WAR NEAR TO AN END…AGAIN

Publication: Fortnight in Review Volume: 6 Issue: 9

According to one persistent rumor, Putin had decided on a replacement for Maskhadov as Chechen leader–Bislan Gantemirov, the former mayor of Grozny, the Chechen capital. Gantemirov had subsequently been jailed by the Kremlin for embezzlement, but was released last year to head the police force in the Russian-controlled regions of Chechnya. Yet other observers insisted that Putin would finally sit down with Maskhadov if the Chechen leader agreed to come to Moscow and, in essence, surrender to his Russian counterpart. According to these observers, Maskhadov had essentially been ousted from power by his radical rivals–the group of hardline rebel field commanders that includes Shamil Basaev, Khattab and Ruslan Gelaev. Thus Maskhadov now had little choice but to surrender to Putin, if for no other reason than to ensure his own safety and that of his family.

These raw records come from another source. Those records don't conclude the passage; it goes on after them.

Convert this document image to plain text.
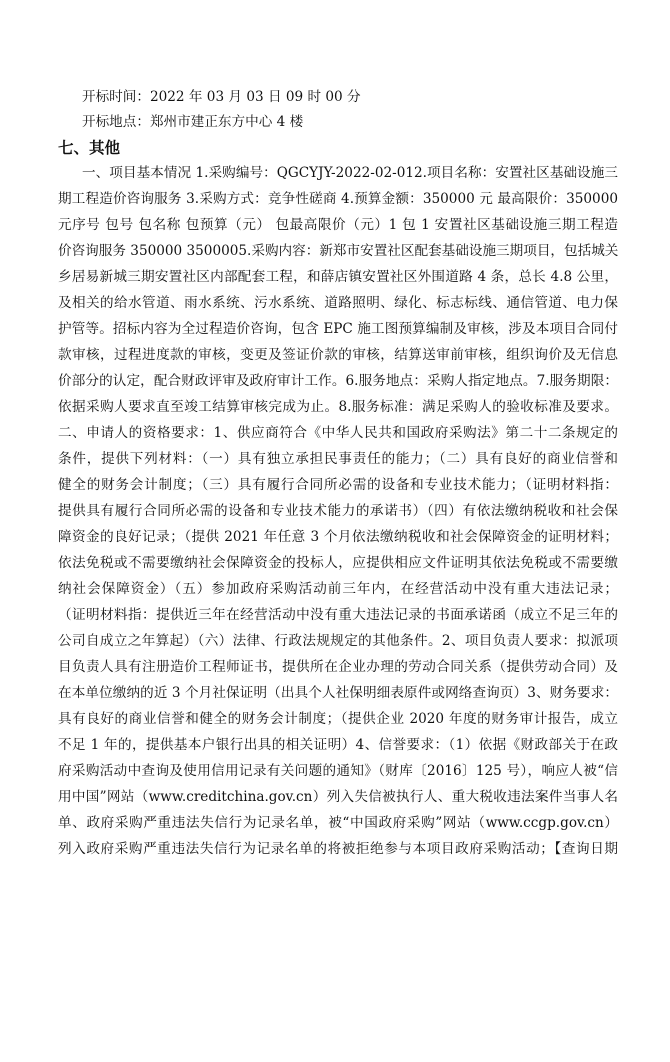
开标时间：2022 年 03 月 03 日 09 时 00 分
开标地点：郑州市建正东方中心 4 楼
七、其他
一、项目基本情况 1.采购编号：QGCYJY-2022-02-012.项目名称：安置社区基础设施三
期工程造价咨询服务 3.采购方式：竞争性磋商 4.预算金额：350000 元 最高限价：350000
元序号 包号 包名称 包预算（元） 包最高限价（元）1 包 1 安置社区基础设施三期工程造
价咨询服务 350000 3500005.采购内容：新郑市安置社区配套基础设施三期项目，包括城关
乡居易新城三期安置社区内部配套工程，和薛店镇安置社区外围道路 4 条，总长 4.8 公里，
及相关的给水管道、雨水系统、污水系统、道路照明、绿化、标志标线、通信管道、电力保
护管等。招标内容为全过程造价咨询，包含 EPC 施工图预算编制及审核，涉及本项目合同付
款审核，过程进度款的审核，变更及签证价款的审核，结算送审前审核，组织询价及无信息
价部分的认定，配合财政评审及政府审计工作。6.服务地点：采购人指定地点。7.服务期限：
依据采购人要求直至竣工结算审核完成为止。8.服务标准：满足采购人的验收标准及要求。
二、申请人的资格要求：1、供应商符合《中华人民共和国政府采购法》第二十二条规定的
条件，提供下列材料：（一）具有独立承担民事责任的能力；（二）具有良好的商业信誉和
健全的财务会计制度；（三）具有履行合同所必需的设备和专业技术能力；（证明材料指：
提供具有履行合同所必需的设备和专业技术能力的承诺书）（四）有依法缴纳税收和社会保
障资金的良好记录；（提供 2021 年任意 3 个月依法缴纳税收和社会保障资金的证明材料；
依法免税或不需要缴纳社会保障资金的投标人，应提供相应文件证明其依法免税或不需要缴
纳社会保障资金）（五）参加政府采购活动前三年内，在经营活动中没有重大违法记录；
（证明材料指：提供近三年在经营活动中没有重大违法记录的书面承诺函（成立不足三年的
公司自成立之年算起）（六）法律、行政法规规定的其他条件。2、项目负责人要求：拟派项
目负责人具有注册造价工程师证书，提供所在企业办理的劳动合同关系（提供劳动合同）及
在本单位缴纳的近 3 个月社保证明（出具个人社保明细表原件或网络查询页）3、财务要求：
具有良好的商业信誉和健全的财务会计制度；（提供企业 2020 年度的财务审计报告，成立
不足 1 年的，提供基本户银行出具的相关证明）4、信誉要求：（1）依据《财政部关于在政
府采购活动中查询及使用信用记录有关问题的通知》（财库〔2016〕125 号），响应人被“信
用中国”网站（www.creditchina.gov.cn）列入失信被执行人、重大税收违法案件当事人名
单、政府采购严重违法失信行为记录名单，被“中国政府采购”网站（www.ccgp.gov.cn）
列入政府采购严重违法失信行为记录名单的将被拒绝参与本项目政府采购活动；【查询日期
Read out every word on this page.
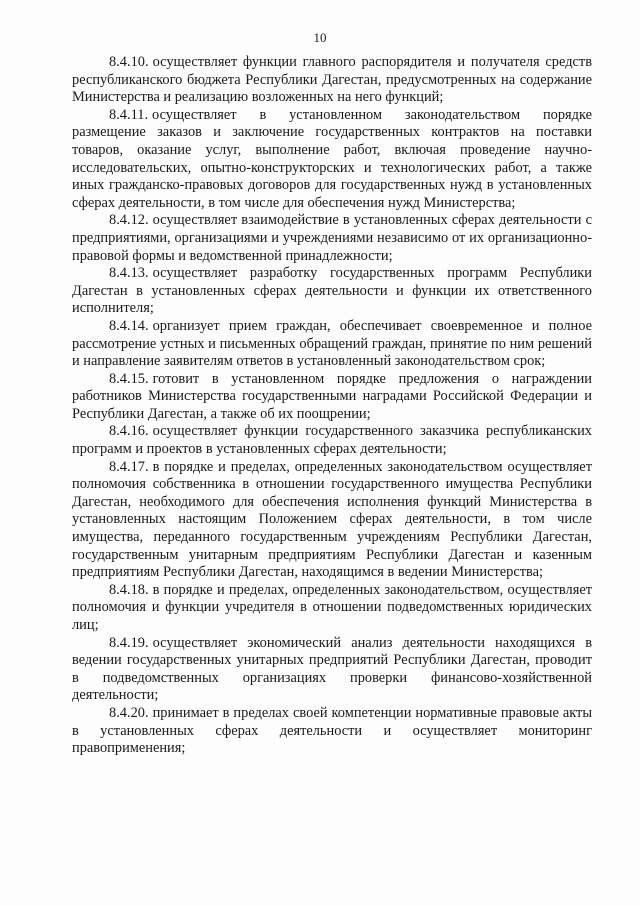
10

8.4.10. осуществляет функции главного распорядителя и получателя средств республиканского бюджета Республики Дагестан, предусмотренных на содержание Министерства и реализацию возложенных на него функций;

8.4.11. осуществляет в установленном законодательством порядке размещение заказов и заключение государственных контрактов на поставки товаров, оказание услуг, выполнение работ, включая проведение научно-исследовательских, опытно-конструкторских и технологических работ, а также иных гражданско-правовых договоров для государственных нужд в установленных сферах деятельности, в том числе для обеспечения нужд Министерства;

8.4.12. осуществляет взаимодействие в установленных сферах деятельности с предприятиями, организациями и учреждениями независимо от их организационно-правовой формы и ведомственной принадлежности;

8.4.13. осуществляет разработку государственных программ Республики Дагестан в установленных сферах деятельности и функции их ответственного исполнителя;

8.4.14. организует прием граждан, обеспечивает своевременное и полное рассмотрение устных и письменных обращений граждан, принятие по ним решений и направление заявителям ответов в установленный законодательством срок;

8.4.15. готовит в установленном порядке предложения о награждении работников Министерства государственными наградами Российской Федерации и Республики Дагестан, а также об их поощрении;

8.4.16. осуществляет функции государственного заказчика республиканских программ и проектов в установленных сферах деятельности;

8.4.17. в порядке и пределах, определенных законодательством осуществляет полномочия собственника в отношении государственного имущества Республики Дагестан, необходимого для обеспечения исполнения функций Министерства в установленных настоящим Положением сферах деятельности, в том числе имущества, переданного государственным учреждениям Республики Дагестан, государственным унитарным предприятиям Республики Дагестан и казенным предприятиям Республики Дагестан, находящимся в ведении Министерства;

8.4.18. в порядке и пределах, определенных законодательством, осуществляет полномочия и функции учредителя в отношении подведомственных юридических лиц;

8.4.19. осуществляет экономический анализ деятельности находящихся в ведении государственных унитарных предприятий Республики Дагестан, проводит в подведомственных организациях проверки финансово-хозяйственной деятельности;

8.4.20. принимает в пределах своей компетенции нормативные правовые акты в установленных сферах деятельности и осуществляет мониторинг правоприменения;
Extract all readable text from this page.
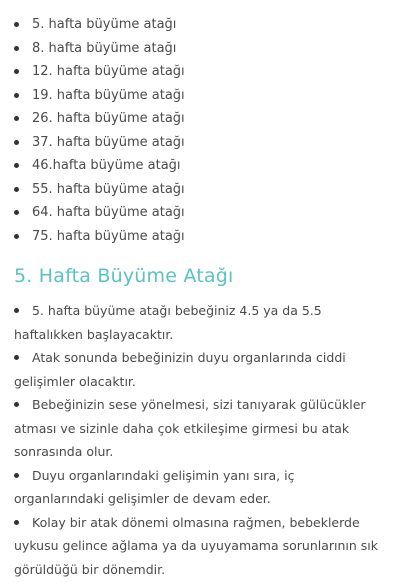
5. hafta büyüme atağı
8. hafta büyüme atağı
12. hafta büyüme atağı
19. hafta büyüme atağı
26. hafta büyüme atağı
37. hafta büyüme atağı
46.hafta büyüme atağı
55. hafta büyüme atağı
64. hafta büyüme atağı
75. hafta büyüme atağı
5. Hafta Büyüme Atağı
5. hafta büyüme atağı bebeğiniz 4.5 ya da 5.5 haftalıkken başlayacaktır.
Atak sonunda bebeğinizin duyu organlarında ciddi gelişimler olacaktır.
Bebeğinizin sese yönelmesi, sizi tanıyarak gülücükler atması ve sizinle daha çok etkileşime girmesi bu atak sonrasında olur.
Duyu organlarındaki gelişimin yanı sıra, iç organlarındaki gelişimler de devam eder.
Kolay bir atak dönemi olmasına rağmen, bebeklerde uykusu gelince ağlama ya da uyuyamama sorunlarının sık görüldüğü bir dönemdir.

Yet it was precisely the actions of the irreconcilable field commanders which made all the Kremlin’s apparent deliberations and maneuvers involving Maskhadov and Gantemirov seem somewhat moot. While Generals Troshev and Manilov continued to insist that the “military phase” of the “counter-terrorist operation” in Chechnya had been completed successfully, they had apparently failed to inform Basaev, Khattab and Gelaev about it. On April 13, fifteen Russian servicemen were killed when rebels attacked a troop column in southern Chechnya’s Argun Gorge. It was the fourth such ambush since March, when the Kremlin made its first victory declaration. And with spring foliage in full bloom in the Caucasus, such attacks were likely to increase. Meanwhile, even state television began expressing frustration with the war, quoting officers in Chechnya speaking openly about how their men were exhausted after seven months of fighting and just wanted to go home.